Sometimes, however you prepare, things go wrong. Be ready if say your presentation doesn’t work as planned because the projector is off. Have a ready print out.

While you have a saved copy on your laptop, having a second version saved on a memory stick might be a wise decision. Don’t let anything take you completely from the planned pitch to a quick off the head unplanned presentation.

i) Ask for the sale

Whatever stage of selling your pitch comes, the aim is to get a sale. Funny as it sounds, most salesmen go to pitch for a sale and actually spend their time talking about their product but not asking the buyer to buy it.

You are here to sale, Ask for the sale! Do not assume it’s still to early for the buyer to make a decision to buy. Don’t be scared to ask them at the end of your first meeting if they are ready to sign the order form.

j) Close and Leave.

They may seem like they still want to hear more but if you are done with your presentation please end it, agree on the next course of action and leave.

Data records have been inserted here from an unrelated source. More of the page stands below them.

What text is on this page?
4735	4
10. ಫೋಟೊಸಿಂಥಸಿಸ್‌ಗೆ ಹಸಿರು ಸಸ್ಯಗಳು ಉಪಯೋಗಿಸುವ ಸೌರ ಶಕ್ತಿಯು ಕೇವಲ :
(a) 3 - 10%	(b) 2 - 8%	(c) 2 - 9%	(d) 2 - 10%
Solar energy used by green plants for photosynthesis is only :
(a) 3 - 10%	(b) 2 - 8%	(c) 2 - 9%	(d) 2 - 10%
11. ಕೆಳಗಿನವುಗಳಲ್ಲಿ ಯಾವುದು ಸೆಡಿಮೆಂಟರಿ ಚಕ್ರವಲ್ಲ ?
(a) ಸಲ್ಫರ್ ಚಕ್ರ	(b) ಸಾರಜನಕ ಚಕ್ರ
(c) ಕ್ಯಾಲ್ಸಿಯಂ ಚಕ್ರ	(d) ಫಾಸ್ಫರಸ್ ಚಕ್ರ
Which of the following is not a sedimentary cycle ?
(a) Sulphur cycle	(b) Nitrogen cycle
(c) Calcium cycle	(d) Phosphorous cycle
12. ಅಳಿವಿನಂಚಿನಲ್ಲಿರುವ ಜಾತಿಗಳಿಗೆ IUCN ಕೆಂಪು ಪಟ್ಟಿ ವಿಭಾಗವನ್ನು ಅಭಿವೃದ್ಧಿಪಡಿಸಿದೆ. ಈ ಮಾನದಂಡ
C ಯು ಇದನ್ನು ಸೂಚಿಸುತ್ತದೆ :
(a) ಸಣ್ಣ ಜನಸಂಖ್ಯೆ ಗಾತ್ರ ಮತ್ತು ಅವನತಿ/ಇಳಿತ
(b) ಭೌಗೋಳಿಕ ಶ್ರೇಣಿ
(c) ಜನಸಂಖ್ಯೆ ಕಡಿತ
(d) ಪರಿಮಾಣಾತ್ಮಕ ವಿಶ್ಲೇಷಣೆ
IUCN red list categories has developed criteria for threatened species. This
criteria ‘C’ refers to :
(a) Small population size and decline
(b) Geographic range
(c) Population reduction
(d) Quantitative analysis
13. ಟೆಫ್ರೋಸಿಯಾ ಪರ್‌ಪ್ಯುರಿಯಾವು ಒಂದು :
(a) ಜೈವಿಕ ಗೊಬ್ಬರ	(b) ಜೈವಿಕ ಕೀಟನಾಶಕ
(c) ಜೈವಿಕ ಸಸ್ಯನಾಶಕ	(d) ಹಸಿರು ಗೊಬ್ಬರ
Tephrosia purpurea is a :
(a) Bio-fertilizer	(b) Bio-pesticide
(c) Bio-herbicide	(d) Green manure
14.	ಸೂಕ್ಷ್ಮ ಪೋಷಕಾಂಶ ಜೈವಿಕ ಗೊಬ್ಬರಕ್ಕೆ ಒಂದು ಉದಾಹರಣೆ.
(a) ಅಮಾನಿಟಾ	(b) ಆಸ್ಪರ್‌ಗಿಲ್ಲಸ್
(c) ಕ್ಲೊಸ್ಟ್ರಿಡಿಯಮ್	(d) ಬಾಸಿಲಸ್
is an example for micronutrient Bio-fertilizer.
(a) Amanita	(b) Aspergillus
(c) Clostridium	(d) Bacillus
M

Time is Money if the pitch objective has been achieved do not drag it. End it. Dragging on and on will get you into the trap of getting all over the place. Don’t dilute your presentation with unplanned talk.

k) Follow Up

Many salespersons make great sales pitch but because they do not make a follow up they fail to turn it into a sale.

You may make a great pitch but the decision to buy may take a couple more weeks, months and sometimes even a year! If you do not make follow up it could either be forgotten or passed on to some other competitor.